1Erik Fischer, Melchior Lorck, Copenhague, 2009, vol. I, p. 75. L’influence d’Albrecht Dürer (1471–1528) est présente dès les premières œuvres gravées de Lorck, datant des années 1540. De 1546 date une copie en sens inverse du Saint Jérôme au désert (Bartsch n° 59 ; Fischer n° 1546,1). Pour son portrait de Martin Luther (1483–1546), daté 1548, Lorck semble s’être inspiré du célèbre portrait d’Érasme (vers 1466/1449–1536) par Dürer (Bartsch n° 107 ; Fischer n° 1548,1).

2Il est possible que Lorck ait été présent à Nuremberg dès 1549. L’artiste peut y être localisé avec certitude en 1550-1551, sur la base d’inscriptions manuscrites sur quelques gravures et dessins qui mentionnent l’année et le lieu ; voir Fischer 2009, op. cit. (note 1), vol. I, p. 75.

3Dürer avait probablement lui-même commandé le portrait en médaillon à Schwarz ; voir Giulia Bartrum, Albrecht Dürer and his Legacy. The Graphic Work of a Renaissance Artist, cat. exp. Londres (The British Museum), 2002, n° 7. Un spécimen en bronze se trouve à Londres, The British Museum, inv. 1875,1004.11.

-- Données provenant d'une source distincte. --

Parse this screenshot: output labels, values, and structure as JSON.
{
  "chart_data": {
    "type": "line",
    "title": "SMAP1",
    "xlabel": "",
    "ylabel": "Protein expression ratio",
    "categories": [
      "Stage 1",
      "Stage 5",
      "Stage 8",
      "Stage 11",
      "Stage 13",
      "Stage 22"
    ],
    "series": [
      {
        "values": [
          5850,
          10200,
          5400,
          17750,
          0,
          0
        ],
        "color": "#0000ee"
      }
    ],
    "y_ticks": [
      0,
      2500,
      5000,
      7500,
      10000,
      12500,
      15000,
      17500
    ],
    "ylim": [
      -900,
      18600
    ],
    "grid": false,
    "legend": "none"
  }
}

4Albrecht Dürer, Autoportrait à vingt-huit ans, portant un manteau avec col en fourrure, 1500, Munich, Alte Pinakothek, inv. 537.

5« Comme celui à qui les déesses apolloniques ont accordé leurs dons, / comme celui que la sage Minerve a fait sortir de son giron. / Tel il était, beau de visage et de cheveux, / il vécut cinq ans multipliés par dix plus six. / Sur l’effigie d’Albrecht Dürer. », d’après la traduction anglaise publiée dans Bartrum 2002, op. cit. (note 3), n° 14.

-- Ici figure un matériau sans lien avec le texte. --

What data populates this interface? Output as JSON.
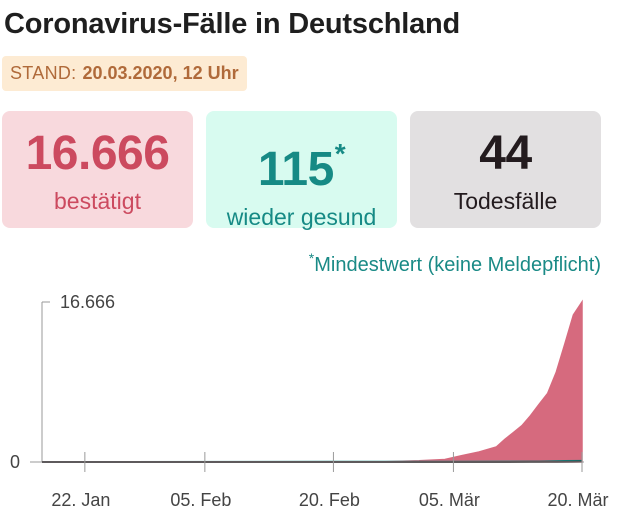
{
  "title": "Coronavirus-Fälle in Deutschland",
  "stand": {
    "label": "STAND:",
    "value": "20.03.2020, 12 Uhr"
  },
  "cards": {
    "confirmed": {
      "value": "16.666",
      "label": "bestätigt",
      "color": "#cc4a5f",
      "bg": "#f8d9dd"
    },
    "recovered": {
      "value": "115",
      "marker": "*",
      "label": "wieder gesund",
      "color": "#168a85",
      "bg": "#d8fbf0"
    },
    "deaths": {
      "value": "44",
      "label": "Todesfälle",
      "color": "#231b1e",
      "bg": "#e2e0e1"
    }
  },
  "footnote": {
    "marker": "*",
    "text": "Mindestwert (keine Meldepflicht)"
  },
  "chart_data": {
    "type": "area",
    "title": "",
    "xlabel": "",
    "ylabel": "",
    "xlim": [
      "2020-01-17",
      "2020-03-20"
    ],
    "ylim": [
      0,
      16666
    ],
    "yticks": [
      {
        "label": "0",
        "value": 0
      },
      {
        "label": "16.666",
        "value": 16666
      }
    ],
    "xticks": [
      {
        "label": "22. Jan",
        "date": "2020-01-22"
      },
      {
        "label": "05. Feb",
        "date": "2020-02-05"
      },
      {
        "label": "20. Feb",
        "date": "2020-02-20"
      },
      {
        "label": "05. Mär",
        "date": "2020-03-05"
      },
      {
        "label": "20. Mär",
        "date": "2020-03-20"
      }
    ],
    "grid": false,
    "series": [
      {
        "name": "bestätigt",
        "color": "#d66a7e",
        "points": [
          [
            "2020-01-17",
            0
          ],
          [
            "2020-01-27",
            1
          ],
          [
            "2020-02-03",
            12
          ],
          [
            "2020-02-10",
            14
          ],
          [
            "2020-02-20",
            16
          ],
          [
            "2020-02-26",
            27
          ],
          [
            "2020-03-01",
            130
          ],
          [
            "2020-03-04",
            262
          ],
          [
            "2020-03-06",
            670
          ],
          [
            "2020-03-08",
            1040
          ],
          [
            "2020-03-10",
            1565
          ],
          [
            "2020-03-11",
            2369
          ],
          [
            "2020-03-12",
            3062
          ],
          [
            "2020-03-13",
            3795
          ],
          [
            "2020-03-14",
            4838
          ],
          [
            "2020-03-15",
            6012
          ],
          [
            "2020-03-16",
            7156
          ],
          [
            "2020-03-17",
            9360
          ],
          [
            "2020-03-18",
            12327
          ],
          [
            "2020-03-19",
            15320
          ],
          [
            "2020-03-20",
            16666
          ]
        ]
      },
      {
        "name": "wieder gesund",
        "color": "#168a85",
        "points": [
          [
            "2020-01-17",
            0
          ],
          [
            "2020-02-20",
            16
          ],
          [
            "2020-03-05",
            16
          ],
          [
            "2020-03-12",
            46
          ],
          [
            "2020-03-15",
            46
          ],
          [
            "2020-03-18",
            105
          ],
          [
            "2020-03-20",
            115
          ]
        ]
      },
      {
        "name": "Todesfälle",
        "color": "#231b1e",
        "points": [
          [
            "2020-01-17",
            0
          ],
          [
            "2020-03-08",
            0
          ],
          [
            "2020-03-10",
            2
          ],
          [
            "2020-03-14",
            9
          ],
          [
            "2020-03-17",
            13
          ],
          [
            "2020-03-19",
            31
          ],
          [
            "2020-03-20",
            44
          ]
        ]
      }
    ]
  }
}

6Parmi les copies du XVIe siècle mentionnées dans Robert Zijlma, Hollstein’s German Engravings, Etchings and Woodcuts 1400-1700, Amsterdam, 1978, vol. XXII, p. 196, au n° 21 comme d’après l’estampe de Lorck, trois semblent plutôt reproduire le médaillon de Schwarz. Une quatrième, également circulaire, paraît combiner des éléments de ce dernier de la gravure de Lorck.

7Entre 1565 et 1576, 128 gravures sur bois basées sur les dessins de Lorck ont été réalisées. La publication est restée inachevée ; néanmoins, une version abrégée fut publiée à Anvers en 1574. Pour la genèse de la « publication turque », voir Fischer 2009, op. cit. (note 1), vol. I, p. 130-138, vol. III, p. 7-20.